Still, she took some steps to prepare herself financially for leaving the corporate world: She applied to and was accepted into an accelerator program. Entrepreneurs Firstpaid stipends, connected her with other startup founders, and provided mentorship and structure. She eventually built a personal finance platform. peak.
The timing couldn’t have been better, she adds: “I had savings to support myself and I didn’t have any dependents or kids,” and it was early in the pandemic, with strict stay-at-home orders in place, “so it was the perfect time to focus, hit the ground running, and get started on my entrepreneurial journey.”
Aim for financial independence through investment
Jiang could afford the decision thanks to smart investments he made in his 20s, including Tesla, and he also received RSUs as part of his compensation package at Google.
She noted that luck certainly played a role in the portfolio’s growth.
To get asymmetric returns, she said, you need to “get into a growing space early,” which was technology in the 2010s. “I feel like it was just like, ‘right time, right place.’ I happened to go to school in the Bay Area, I worked in the Bay Area, and tech was part of my psyche at a time when tech was super strong.”
But she also prioritized landing a high-paying job and consistently saved and invested a portion of her tech-related income.

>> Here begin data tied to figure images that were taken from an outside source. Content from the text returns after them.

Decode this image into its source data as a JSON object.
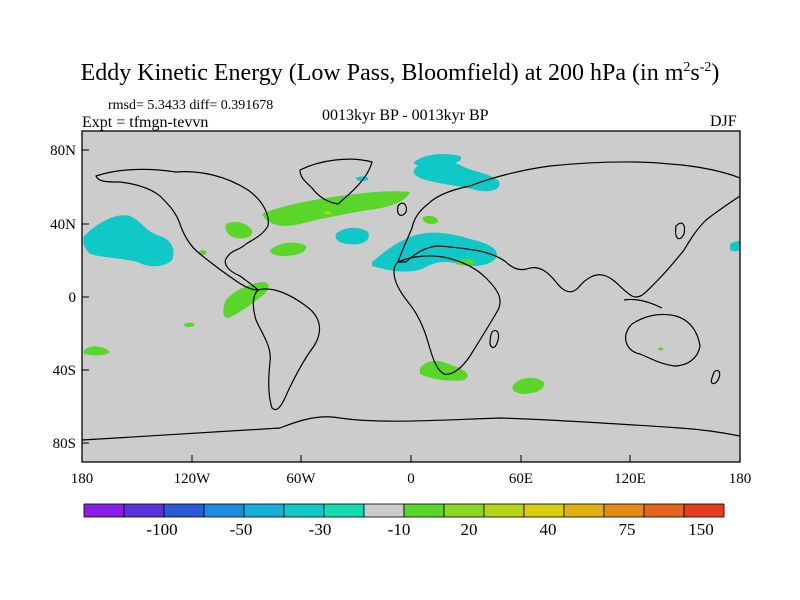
{
  "title": {
    "main": "Eddy Kinetic Energy (Low Pass, Bloomfield) at 200 hPa (in m",
    "sup1": "2",
    "mid": "s",
    "sup2": "-2",
    "end": ")"
  },
  "stats": "rmsd= 5.3433  diff= 0.391678",
  "expt": "Expt = tfmgn-tevvn",
  "period": "0013kyr BP - 0013kyr BP",
  "season": "DJF",
  "axes": {
    "x_ticks": [
      "180",
      "120W",
      "60W",
      "0",
      "60E",
      "120E",
      "180"
    ],
    "y_ticks": [
      "80N",
      "40N",
      "0",
      "40S",
      "80S"
    ]
  },
  "colorbar": {
    "labels": [
      "-100",
      "-50",
      "-30",
      "-10",
      "20",
      "40",
      "75",
      "150"
    ],
    "colors": [
      "#8a1ee6",
      "#5a32dc",
      "#2a5ad6",
      "#1e8cde",
      "#14aed8",
      "#10c8c8",
      "#14dcb0",
      "#cccccc",
      "#5ad62a",
      "#8cd81e",
      "#b4d414",
      "#d8cc10",
      "#e0b010",
      "#e68c14",
      "#e6641e",
      "#e63c1e"
    ]
  },
  "colors": {
    "land_background": "#cccccc",
    "cyan_anomaly": "#10c8c8",
    "green_anomaly": "#5ad62a"
  }
}
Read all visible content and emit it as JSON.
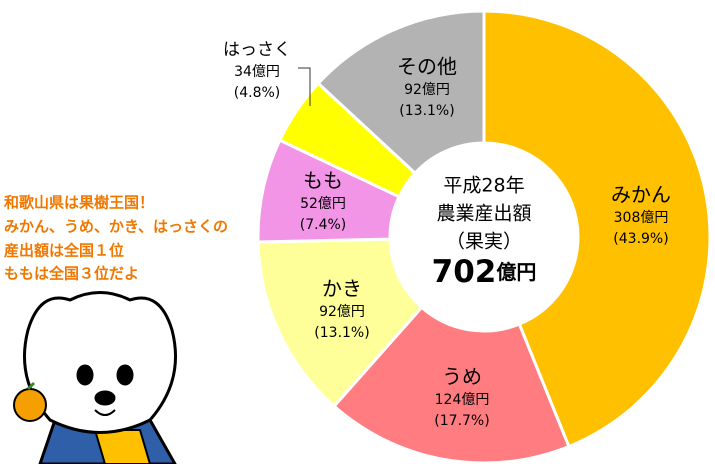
{
  "chart_data": {
    "type": "donut",
    "categories": [
      "みかん",
      "うめ",
      "かき",
      "もも",
      "はっさく",
      "その他"
    ],
    "values": [
      308,
      124,
      92,
      52,
      34,
      92
    ],
    "value_labels": [
      "308億円",
      "124億円",
      "92億円",
      "52億円",
      "34億円",
      "92億円"
    ],
    "shares": [
      43.9,
      17.7,
      13.1,
      7.4,
      4.8,
      13.1
    ],
    "share_labels": [
      "(43.9%)",
      "(17.7%)",
      "(13.1%)",
      "(7.4%)",
      "(4.8%)",
      "(13.1%)"
    ],
    "colors": [
      "#ffc000",
      "#ff7c80",
      "#ffff99",
      "#f395e6",
      "#ffff00",
      "#b3b3b3"
    ],
    "center_lines": [
      "平成28年",
      "農業産出額",
      "（果実）"
    ],
    "total": 702,
    "total_unit": "億円",
    "annotation": [
      "和歌山県は果樹王国！",
      "みかん、うめ、かき、はっさくの",
      "産出額は全国１位",
      "ももは全国３位だよ"
    ]
  }
}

“You want to work somewhere where you’re not only making a ton of cash, but you also have RSUs and stock options,” she says. “That’s where most of my net worth growth has come from. Probably 50% of it is from RSUs because Google’s stock price has done so well.”
Her advice to young investors is to “go somewhere where you have a chance to actually make a lot of money early on and not spend it all. Don’t get carried away with the lifestyle and don’t spend all your money, but invest that money and be very disciplined about it.”

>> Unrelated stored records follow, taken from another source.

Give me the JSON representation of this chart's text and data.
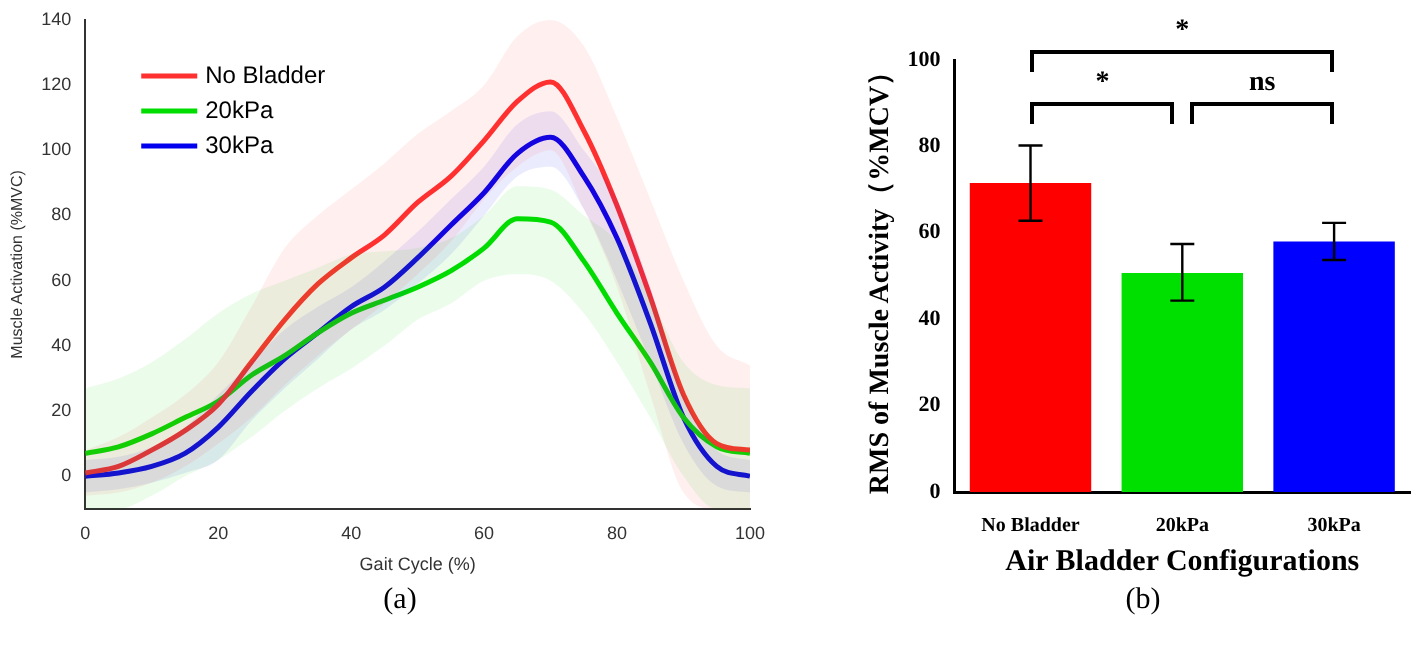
{
  "chart_data": [
    {
      "type": "line",
      "xlabel": "Gait Cycle (%)",
      "ylabel": "Muscle Activation (%MVC)",
      "xlim": [
        0,
        100
      ],
      "xticks": [
        0,
        20,
        40,
        60,
        80,
        100
      ],
      "ylim": [
        -10,
        140
      ],
      "yticks": [
        0,
        20,
        40,
        60,
        80,
        100,
        120,
        140
      ],
      "legend": "top left",
      "annotations": [
        "(a)"
      ],
      "x": [
        0,
        5,
        10,
        15,
        20,
        25,
        30,
        35,
        40,
        45,
        50,
        55,
        60,
        65,
        70,
        75,
        80,
        85,
        90,
        95,
        100
      ],
      "series": [
        {
          "name": "No Bladder",
          "color": "#ff3030",
          "values": [
            1,
            3,
            8,
            14,
            22,
            35,
            48,
            59,
            67,
            74,
            84,
            92,
            103,
            115,
            121,
            106,
            83,
            55,
            25,
            10,
            8
          ],
          "upper": [
            8,
            12,
            18,
            25,
            35,
            52,
            70,
            80,
            88,
            96,
            105,
            112,
            120,
            135,
            140,
            132,
            110,
            85,
            60,
            40,
            34
          ],
          "lower": [
            -6,
            -5,
            -2,
            3,
            10,
            18,
            28,
            37,
            45,
            53,
            62,
            72,
            85,
            95,
            100,
            82,
            58,
            25,
            -5,
            -10,
            -10
          ]
        },
        {
          "name": "20kPa",
          "color": "#00dd00",
          "values": [
            7,
            9,
            13,
            18,
            23,
            31,
            37,
            44,
            50,
            54,
            58,
            63,
            70,
            79,
            78,
            66,
            50,
            35,
            18,
            9,
            7
          ],
          "upper": [
            27,
            30,
            35,
            42,
            50,
            56,
            60,
            64,
            68,
            69,
            70,
            73,
            80,
            89,
            88,
            80,
            72,
            55,
            35,
            28,
            27
          ],
          "lower": [
            -10,
            -10,
            -6,
            0,
            5,
            12,
            20,
            27,
            33,
            40,
            48,
            53,
            60,
            62,
            60,
            50,
            35,
            18,
            0,
            -10,
            -10
          ]
        },
        {
          "name": "30kPa",
          "color": "#0000ee",
          "values": [
            0,
            1,
            3,
            7,
            15,
            26,
            36,
            44,
            52,
            58,
            67,
            77,
            87,
            99,
            104,
            92,
            73,
            47,
            18,
            3,
            0
          ],
          "upper": [
            5,
            6,
            9,
            15,
            25,
            35,
            45,
            52,
            58,
            66,
            75,
            85,
            95,
            108,
            112,
            100,
            85,
            58,
            25,
            8,
            5
          ],
          "lower": [
            -5,
            -4,
            -2,
            1,
            5,
            17,
            27,
            36,
            45,
            51,
            59,
            68,
            80,
            92,
            95,
            82,
            60,
            35,
            10,
            -3,
            -5
          ]
        }
      ]
    },
    {
      "type": "bar",
      "xlabel": "Air Bladder Configurations",
      "ylabel": "RMS of Muscle Activity（%MCV）",
      "categories": [
        "No Bladder",
        "20kPa",
        "30kPa"
      ],
      "values": [
        71.5,
        50.7,
        58.0
      ],
      "colors": [
        "#ff0000",
        "#00e000",
        "#0000ff"
      ],
      "errors": [
        [
          62.8,
          80.2
        ],
        [
          44.3,
          57.4
        ],
        [
          53.7,
          62.3
        ]
      ],
      "ylim": [
        0,
        100
      ],
      "yticks": [
        0,
        20,
        40,
        60,
        80,
        100
      ],
      "annotations": [
        "*",
        "ns",
        "*",
        "(b)"
      ]
    }
  ]
}
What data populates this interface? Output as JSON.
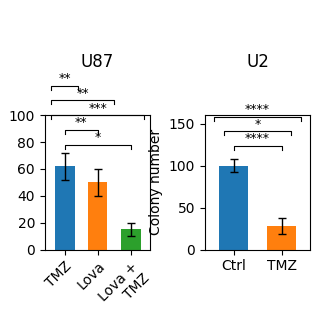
{
  "chart_data": [
    {
      "type": "bar",
      "title": "U87",
      "categories": [
        "TMZ",
        "Lova",
        "Lova +\nTMZ"
      ],
      "values": [
        62,
        50,
        15
      ],
      "errors": [
        10,
        10,
        5
      ],
      "ylim": [
        0,
        100
      ],
      "yticks": [
        0,
        20,
        40,
        60,
        80,
        100
      ],
      "annotations": [
        "*",
        "**",
        "***",
        "**",
        "**"
      ]
    },
    {
      "type": "bar",
      "title": "U2",
      "categories": [
        "Ctrl",
        "TMZ"
      ],
      "values": [
        100,
        28
      ],
      "errors": [
        8,
        10
      ],
      "y_label": "Colony number",
      "ylim": [
        0,
        160
      ],
      "yticks": [
        0,
        50,
        100,
        150
      ],
      "annotations": [
        "****",
        "*",
        "****"
      ]
    }
  ]
}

Adapting to life as an entrepreneur: Downsizing your lifestyle and tracking your spending
When Jan was thinking about retirement, she looked at the approximate ratio of her net worth to her investment income. “I could basically get by on a much more frugal lifestyle,” she realized. “If I downsized completely, I’d have essentially unlimited funds.”

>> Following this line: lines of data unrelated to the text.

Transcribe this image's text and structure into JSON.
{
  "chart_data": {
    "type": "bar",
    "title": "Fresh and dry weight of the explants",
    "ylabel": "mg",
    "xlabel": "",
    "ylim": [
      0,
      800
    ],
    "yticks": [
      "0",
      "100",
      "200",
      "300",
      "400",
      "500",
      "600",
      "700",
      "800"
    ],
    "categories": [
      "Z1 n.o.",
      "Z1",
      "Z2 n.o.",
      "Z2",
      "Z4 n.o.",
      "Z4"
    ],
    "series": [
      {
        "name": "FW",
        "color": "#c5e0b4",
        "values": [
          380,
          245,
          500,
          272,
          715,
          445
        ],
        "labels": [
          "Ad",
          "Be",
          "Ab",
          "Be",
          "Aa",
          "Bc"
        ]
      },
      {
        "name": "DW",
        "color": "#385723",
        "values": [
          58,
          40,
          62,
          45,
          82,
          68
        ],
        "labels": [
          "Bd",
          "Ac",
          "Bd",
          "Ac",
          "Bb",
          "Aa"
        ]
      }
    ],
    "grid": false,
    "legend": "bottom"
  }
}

She made some lifestyle changes, including living with two roommates, to lower her living expenses.
“I never thought I’d do it again, but then I decided to live with a roommate in my 30s,” said Zhang, whose roommate is also a startup founder. “I was paying about 50% more in rent, so it’s a big difference.”
She’s also traveling less and becoming more generally conscious of where her money is going.
At Google, she had “cash flow without worrying about the outcome” and was more free to spend money. “I’m now much more conscious of what I really value.”
When tracking her finances, she focuses on two main numbers: her savings rate, which she makes sure is at least 30%, and her net worth.
She uses a personal finance platform she built herself to stay organized, and points out that many great startup ideas start with a problem they’re trying to solve in their own life.
“My personal financial life is quite complicated. I have a lot of accounts in the US, assets in Singapore and I also invest a lot in cryptocurrencies so I have several wallets and holdings,” she said.
As it turns out, she’s not the only one struggling with personal finances in Singapore. While integrated asset aggregation is nothing new in the U.S., it is new in Southeast Asia. After talking to colleagues and people in her network, she found that “there are virtually no solutions in Singapore other than Excel.”
Peake addressed that issue, and thanks to financial preparation, he did so in a relatively low-pressure environment.
Eventually, she calculated her finances and realized she had enough savings and investment accounts to survive without a steady paycheck, giving her time to “explore and see if entrepreneurship was really for me and if my idea really had potential.”